Anyway, as I was saying, it seems to me that it's a rather writerly concession to move away from home and then obsessively write about nothing but home. Many of the shots in Swedish Auto are tight and close in; they lovingly probe the nooks and crannies of Charlottesville in such a way that belies the director's familiarity and comfort with this city. Sieg's clearly in love with this place. However, I find it pointed and significant that the resolution of his plot requires that his protagonists leave Charlottesville. When I asked him about his feelings about his subject matter, he became a little more animated and talked a little about exorcising those old demons of youth. Moreover, I think, he was excited to be acknowledged as much for being a writer as he is for being a filmmaker, though. Hence my being charmed: I love me some writerly enthusiasm! Well, and there's no denying that he's quite handsome, as well.
This is not to say, of course, that his filmmaking practice was anything less than thoroughly engaging. He whipped out a couple smart stage tricks-- including a sound effect and some flashing orange lights to denote an off-camera explosion. And because two of his characters where notable voyeurs, he was able to employ a succession of interesting through-the-window shots and cat-n-mouse kinda scenes in such a way that they felt new and untrodden.
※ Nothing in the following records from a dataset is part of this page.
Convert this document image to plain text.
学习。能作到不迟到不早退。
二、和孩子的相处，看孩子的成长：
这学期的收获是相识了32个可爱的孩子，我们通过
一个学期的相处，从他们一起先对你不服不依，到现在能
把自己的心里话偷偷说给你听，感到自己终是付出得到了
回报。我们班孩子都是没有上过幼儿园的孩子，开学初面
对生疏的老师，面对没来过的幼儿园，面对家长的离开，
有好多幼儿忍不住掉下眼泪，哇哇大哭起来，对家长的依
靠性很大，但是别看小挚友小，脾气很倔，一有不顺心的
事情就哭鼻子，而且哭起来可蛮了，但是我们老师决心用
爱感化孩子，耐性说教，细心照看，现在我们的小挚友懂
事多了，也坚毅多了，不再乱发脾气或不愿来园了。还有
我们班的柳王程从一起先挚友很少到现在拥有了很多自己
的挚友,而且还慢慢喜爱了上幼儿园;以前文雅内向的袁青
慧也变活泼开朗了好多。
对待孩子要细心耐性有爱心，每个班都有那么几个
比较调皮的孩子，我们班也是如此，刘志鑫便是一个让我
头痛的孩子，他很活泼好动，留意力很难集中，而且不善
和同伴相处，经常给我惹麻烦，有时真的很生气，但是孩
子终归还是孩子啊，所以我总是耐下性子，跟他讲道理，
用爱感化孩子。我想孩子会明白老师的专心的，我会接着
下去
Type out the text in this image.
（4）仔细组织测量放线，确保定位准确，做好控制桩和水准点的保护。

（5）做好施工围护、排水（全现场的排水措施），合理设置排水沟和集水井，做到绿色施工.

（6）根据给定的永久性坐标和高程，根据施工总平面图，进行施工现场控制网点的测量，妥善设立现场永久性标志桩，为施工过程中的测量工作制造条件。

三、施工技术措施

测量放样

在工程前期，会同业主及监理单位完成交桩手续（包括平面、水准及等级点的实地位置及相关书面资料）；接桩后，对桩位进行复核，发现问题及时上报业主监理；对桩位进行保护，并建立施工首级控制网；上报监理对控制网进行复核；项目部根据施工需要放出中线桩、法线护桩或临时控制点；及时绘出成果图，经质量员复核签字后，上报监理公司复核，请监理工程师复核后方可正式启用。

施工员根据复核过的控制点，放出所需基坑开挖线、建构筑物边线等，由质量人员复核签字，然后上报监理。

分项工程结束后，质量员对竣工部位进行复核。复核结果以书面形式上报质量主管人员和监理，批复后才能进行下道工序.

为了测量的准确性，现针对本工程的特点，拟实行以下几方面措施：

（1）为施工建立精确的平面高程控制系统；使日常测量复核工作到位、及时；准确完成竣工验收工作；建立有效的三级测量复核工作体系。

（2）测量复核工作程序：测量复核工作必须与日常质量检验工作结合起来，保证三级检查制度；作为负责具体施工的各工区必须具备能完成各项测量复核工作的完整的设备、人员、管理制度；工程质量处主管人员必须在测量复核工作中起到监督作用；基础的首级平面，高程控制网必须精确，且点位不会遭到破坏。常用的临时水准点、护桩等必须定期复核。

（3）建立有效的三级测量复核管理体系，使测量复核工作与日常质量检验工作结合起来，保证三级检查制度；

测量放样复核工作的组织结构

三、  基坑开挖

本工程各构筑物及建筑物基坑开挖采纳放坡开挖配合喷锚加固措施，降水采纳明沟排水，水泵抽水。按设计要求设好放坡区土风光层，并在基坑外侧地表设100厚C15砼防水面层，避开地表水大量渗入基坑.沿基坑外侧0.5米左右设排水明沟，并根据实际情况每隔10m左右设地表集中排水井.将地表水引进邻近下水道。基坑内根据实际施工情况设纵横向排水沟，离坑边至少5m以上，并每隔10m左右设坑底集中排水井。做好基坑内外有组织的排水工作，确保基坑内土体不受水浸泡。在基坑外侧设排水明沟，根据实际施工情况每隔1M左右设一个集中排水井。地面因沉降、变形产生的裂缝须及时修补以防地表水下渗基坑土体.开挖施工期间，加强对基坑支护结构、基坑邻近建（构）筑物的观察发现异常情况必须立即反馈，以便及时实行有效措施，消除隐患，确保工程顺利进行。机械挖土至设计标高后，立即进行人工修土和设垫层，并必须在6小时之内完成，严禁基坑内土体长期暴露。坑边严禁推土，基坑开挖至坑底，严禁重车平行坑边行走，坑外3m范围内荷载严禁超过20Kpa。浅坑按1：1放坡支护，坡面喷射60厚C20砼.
I have a feeling that this movie, too, is likely to find distribution much in the same vein as a movie like Junebug. In many ways, it's got such a quintessentially "indie movie" feel-- and Lukas Haas, a frequent indie player, and January Jones (fresh from her knock-out spot in The Three Burials of Melquiades Estrada) inhabit these characters in a manner that is sensitive without being sentimental. While the script isn't dialogue heavy, it does occasionally dip into some slightly stock-sounding conversation, but overall, this film embodies the sorts of tensions that are very familiar to me: simultaneous loyalty towards and restlessness within that one place that you'll always consider home, no matter how far away, and for however long, you go. It's this place that imprints itself upon you and your identity in such a way that you'll always feel obligated to answer for it even while it pricks and festers in the back of your brain. And maybe that's just what it's like to have a home.
How strange that I feel this way about Nashville, even though I've never felt more at-home (i.e., happy) than I did when I lived in Tucson. Must I always have such an affinity for the thing I rasp against most?